La principale contraddizione che vive l’Arabia Saudita oggi è infatti quella di un paese che afferma di avere come costituzione il Corano, che è custode dei luoghi Santi dell’Islam e che diffonde la religiosità wahhabita in tutto il mondo, ma che allo stesso tempo è uno dei laboratori più avanzati del capitalismo contemporaneo, con tutto il suo carico di sregolato desiderio consumistico. Quel capitalismo consumista che sta dimostrando ampiamente di sapersi sviluppare benissimo anche in assenza di un regime democratico, liberale e dei diritti che secondo l’interpretazione corrente ne dovrebbe denotare l’adozione. Questa è la stridente contraddizione su cui si gioca proprio il destino dell’Arabia Saudita e la sua peculiare evoluzione.
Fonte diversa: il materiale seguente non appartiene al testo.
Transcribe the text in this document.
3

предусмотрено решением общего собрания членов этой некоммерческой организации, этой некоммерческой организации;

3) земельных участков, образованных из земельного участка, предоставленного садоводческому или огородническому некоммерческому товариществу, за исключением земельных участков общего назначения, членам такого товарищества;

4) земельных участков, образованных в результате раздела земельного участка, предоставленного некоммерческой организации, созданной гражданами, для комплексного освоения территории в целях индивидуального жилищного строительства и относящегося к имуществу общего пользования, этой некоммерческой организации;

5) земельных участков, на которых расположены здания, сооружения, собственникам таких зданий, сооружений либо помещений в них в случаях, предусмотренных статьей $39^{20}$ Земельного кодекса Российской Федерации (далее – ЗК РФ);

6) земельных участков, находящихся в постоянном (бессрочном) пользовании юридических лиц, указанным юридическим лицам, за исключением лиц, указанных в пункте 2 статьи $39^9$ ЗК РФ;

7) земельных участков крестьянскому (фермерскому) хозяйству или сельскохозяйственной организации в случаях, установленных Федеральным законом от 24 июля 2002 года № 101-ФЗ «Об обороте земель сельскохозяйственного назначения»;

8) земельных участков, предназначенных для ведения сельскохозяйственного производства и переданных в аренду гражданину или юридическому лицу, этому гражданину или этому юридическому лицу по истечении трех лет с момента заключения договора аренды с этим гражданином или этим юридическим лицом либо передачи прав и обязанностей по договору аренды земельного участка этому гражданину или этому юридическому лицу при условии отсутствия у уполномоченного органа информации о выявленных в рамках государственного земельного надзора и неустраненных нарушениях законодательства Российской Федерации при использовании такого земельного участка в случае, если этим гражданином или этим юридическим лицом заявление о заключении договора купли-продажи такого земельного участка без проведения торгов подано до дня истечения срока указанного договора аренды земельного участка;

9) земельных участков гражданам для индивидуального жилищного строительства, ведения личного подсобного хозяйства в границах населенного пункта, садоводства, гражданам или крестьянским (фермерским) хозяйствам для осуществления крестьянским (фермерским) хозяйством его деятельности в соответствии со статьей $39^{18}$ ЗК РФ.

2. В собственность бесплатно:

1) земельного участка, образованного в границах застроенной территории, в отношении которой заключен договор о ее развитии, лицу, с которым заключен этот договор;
Ciò che dunque scuote l’Arabia Saudita è fondamentalmente l’inizio di un’ibridazione fra le logiche capitalistiche e l’esigenza politica di un dominio religioso, che al di là delle forme in cui si tende nel nostro paese a ridurre la complessità della società saudita, è pronto ad essere cooptato nella logica più profonda del consumismo. L’ipotesi del libro è che la religiosità wahhabita, di per sé connotata proprio da un ferreo letteralismo nell’interpretazione coranica, oltre che da uno storico pragmatismo nel rapporto col potere dei Saud, costituisca un terreno estremamente fertile in questo senso. La vulgata neoliberale postula l’adozione di logiche capitalistiche come condizione per la secolarizzazione della cultura e dei costumi, e dunque legge queste contraddizioni come il classico contrasto fra una logica religioso/trascendentale e l’affermarsi di comportamenti secolarizzati ed improntati alle specifiche del regime consumistico. Ritengo invece che le contraddizioni che attraversano il regno Saudita siano dovute alla trasformazione di un particolare regime religioso, non solo, come accennato, cooptato dentro le logiche di mercato, ma esso stesso in qualche modo funzionale a questo processo. La similitudine più evidente è quella col puritanesimo protestante.
È un processo che dietro l’apparenza del lusso e della “modernità” – aspetti nei quali è più facile proiettare i valori che riconosciamo e che connotano i regimi capitalistici nei quali viviamo – sprigiona un elevato tasso di violenza perché intacca la costruzione dell’identità in tutte le sue declinazioni: religiosa, sociale, di genere, culturale in senso lato. I brand di abbigliamento islamico, il business del cibo halal, così come la certificazione shariatica dei fondi di investimento finanziari, ne sono l’esempio culturalmente più spendibile e meno controverso. Ma in questa ibridazione, come accennato, non scompaiono affatto le manifestazioni più virulente del rigorismo religioso wahhabita in termini di esecuzioni capitali e repressione dei costumi e delle minoranze, così come non viene meno la tendenza pragmatica dei Saud a spostare all’esterno del paese il conflitto che questo processo di grande trasformazione produce, con guerre e conflitti geopolitici che sono il corollario di qualsiasi dinamica con cui il capitalismo estende ed approfondisce il suo dominio, non solo in termini economici.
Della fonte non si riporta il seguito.